Because the more that you can offload onto the database means less people re-inventing from first principles every time they need to do something (and potentially making correctness mistakes).
Additionally, if I have my data in an actual database, I can attach tools like Tableau and Superset directly, as opposed to having to take it from storage and then put it in a database anyway before being able to visualise/use it.
You misinterpret my comment as being against databases, when in fact I'm simply against the notion of utilizing a purpose-built OLAP database (Clickhouse) merely as the storage layer for yet another analytical platform (Pandas). In this hypothetical scenario, before the data ever makes it into Clickhouse, there's a very high likelihood it would already live in an OLTP database such as Postgres or perhaps parquet files living on S3 designed to be read by Athena or Redshift Spectrum etc.

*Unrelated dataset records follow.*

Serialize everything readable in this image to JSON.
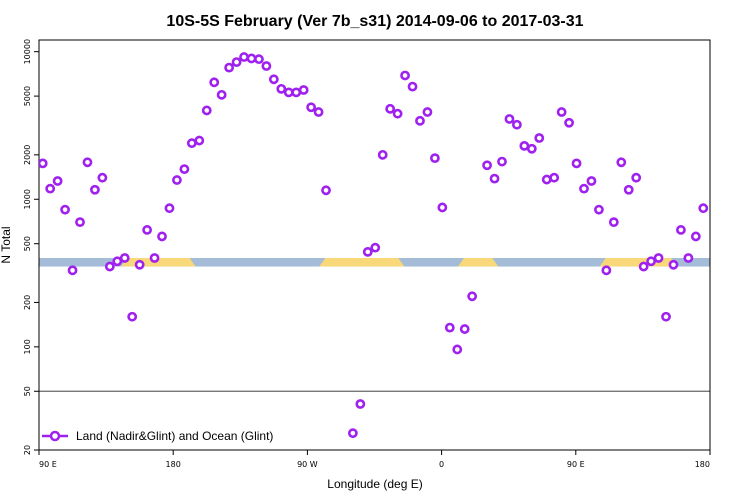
{
  "chart_data": {
    "type": "scatter",
    "title": "10S-5S February (Ver 7b_s31)   2014-09-06 to 2017-03-31",
    "xlabel": "Longitude (deg E)",
    "ylabel": "N Total",
    "xlim": [
      90,
      540
    ],
    "ylim": [
      20,
      12000
    ],
    "y_scale": "log",
    "x_ticks": [
      {
        "value": 90,
        "label": "90 E"
      },
      {
        "value": 180,
        "label": "180"
      },
      {
        "value": 270,
        "label": "90 W"
      },
      {
        "value": 360,
        "label": "0"
      },
      {
        "value": 450,
        "label": "90 E"
      },
      {
        "value": 540,
        "label": "180"
      }
    ],
    "y_ticks": [
      {
        "value": 20,
        "label": "20"
      },
      {
        "value": 50,
        "label": "50"
      },
      {
        "value": 100,
        "label": "100"
      },
      {
        "value": 200,
        "label": "200"
      },
      {
        "value": 500,
        "label": "500"
      },
      {
        "value": 1000,
        "label": "1000"
      },
      {
        "value": 2000,
        "label": "2000"
      },
      {
        "value": 5000,
        "label": "5000"
      },
      {
        "value": 10000,
        "label": "10000"
      }
    ],
    "reference_line_y": 50,
    "grid": false,
    "legend_position": "bottom-left",
    "series": [
      {
        "name": "Land (Nadir&Glint) and Ocean (Glint)",
        "color": "#a020f0",
        "points": [
          [
            92.5,
            1750
          ],
          [
            97.5,
            1180
          ],
          [
            102.5,
            1330
          ],
          [
            107.5,
            850
          ],
          [
            112.5,
            330
          ],
          [
            117.5,
            700
          ],
          [
            122.5,
            1780
          ],
          [
            127.5,
            1160
          ],
          [
            132.5,
            1400
          ],
          [
            137.5,
            350
          ],
          [
            142.5,
            380
          ],
          [
            147.5,
            400
          ],
          [
            152.5,
            160
          ],
          [
            157.5,
            360
          ],
          [
            162.5,
            620
          ],
          [
            167.5,
            400
          ],
          [
            172.5,
            560
          ],
          [
            177.5,
            870
          ],
          [
            182.5,
            1350
          ],
          [
            187.5,
            1600
          ],
          [
            192.5,
            2400
          ],
          [
            197.5,
            2500
          ],
          [
            202.5,
            4000
          ],
          [
            207.5,
            6200
          ],
          [
            212.5,
            5100
          ],
          [
            217.5,
            7800
          ],
          [
            222.5,
            8500
          ],
          [
            227.5,
            9200
          ],
          [
            232.5,
            9000
          ],
          [
            237.5,
            8900
          ],
          [
            242.5,
            8000
          ],
          [
            247.5,
            6500
          ],
          [
            252.5,
            5600
          ],
          [
            257.5,
            5300
          ],
          [
            262.5,
            5300
          ],
          [
            267.5,
            5500
          ],
          [
            272.5,
            4200
          ],
          [
            277.5,
            3900
          ],
          [
            282.5,
            1150
          ],
          [
            300.5,
            26
          ],
          [
            305.5,
            41
          ],
          [
            310.5,
            440
          ],
          [
            315.5,
            470
          ],
          [
            320.5,
            2000
          ],
          [
            325.5,
            4100
          ],
          [
            330.5,
            3800
          ],
          [
            335.5,
            6900
          ],
          [
            340.5,
            5800
          ],
          [
            345.5,
            3400
          ],
          [
            350.5,
            3900
          ],
          [
            355.5,
            1900
          ],
          [
            360.5,
            880
          ],
          [
            365.5,
            135
          ],
          [
            370.5,
            96
          ],
          [
            375.5,
            132
          ],
          [
            380.5,
            220
          ],
          [
            390.5,
            1700
          ],
          [
            395.5,
            1380
          ],
          [
            400.5,
            1800
          ],
          [
            405.5,
            3500
          ],
          [
            410.5,
            3200
          ],
          [
            415.5,
            2300
          ],
          [
            420.5,
            2200
          ],
          [
            425.5,
            2600
          ],
          [
            430.5,
            1360
          ],
          [
            435.5,
            1400
          ],
          [
            440.5,
            3900
          ],
          [
            445.5,
            3300
          ],
          [
            450.5,
            1750
          ],
          [
            455.5,
            1180
          ],
          [
            460.5,
            1330
          ],
          [
            465.5,
            850
          ],
          [
            470.5,
            330
          ],
          [
            475.5,
            700
          ],
          [
            480.5,
            1780
          ],
          [
            485.5,
            1160
          ],
          [
            490.5,
            1400
          ],
          [
            495.5,
            350
          ],
          [
            500.5,
            380
          ],
          [
            505.5,
            400
          ],
          [
            510.5,
            160
          ],
          [
            515.5,
            360
          ],
          [
            520.5,
            620
          ],
          [
            525.5,
            400
          ],
          [
            530.5,
            560
          ],
          [
            535.5,
            870
          ]
        ]
      }
    ],
    "background_band": {
      "y_range": [
        350,
        400
      ],
      "ocean_color": "#a5bcd9",
      "land_color": "#f8d878",
      "land_x_ranges": [
        [
          145,
          195
        ],
        [
          278,
          335
        ],
        [
          371,
          398
        ],
        [
          466,
          518
        ]
      ]
    }
  }
}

Why would you bother with load balancers, clusters, and distributed architectures when you could just deploy apache and PHP on a cheap commodity server?
It's much faster in cases that involve significant processing. Where possible query execution is vectorized and runs in parallel on as many cores as you make available.
This is not a rhetorical question, I would really like to know why it gets so much attention here.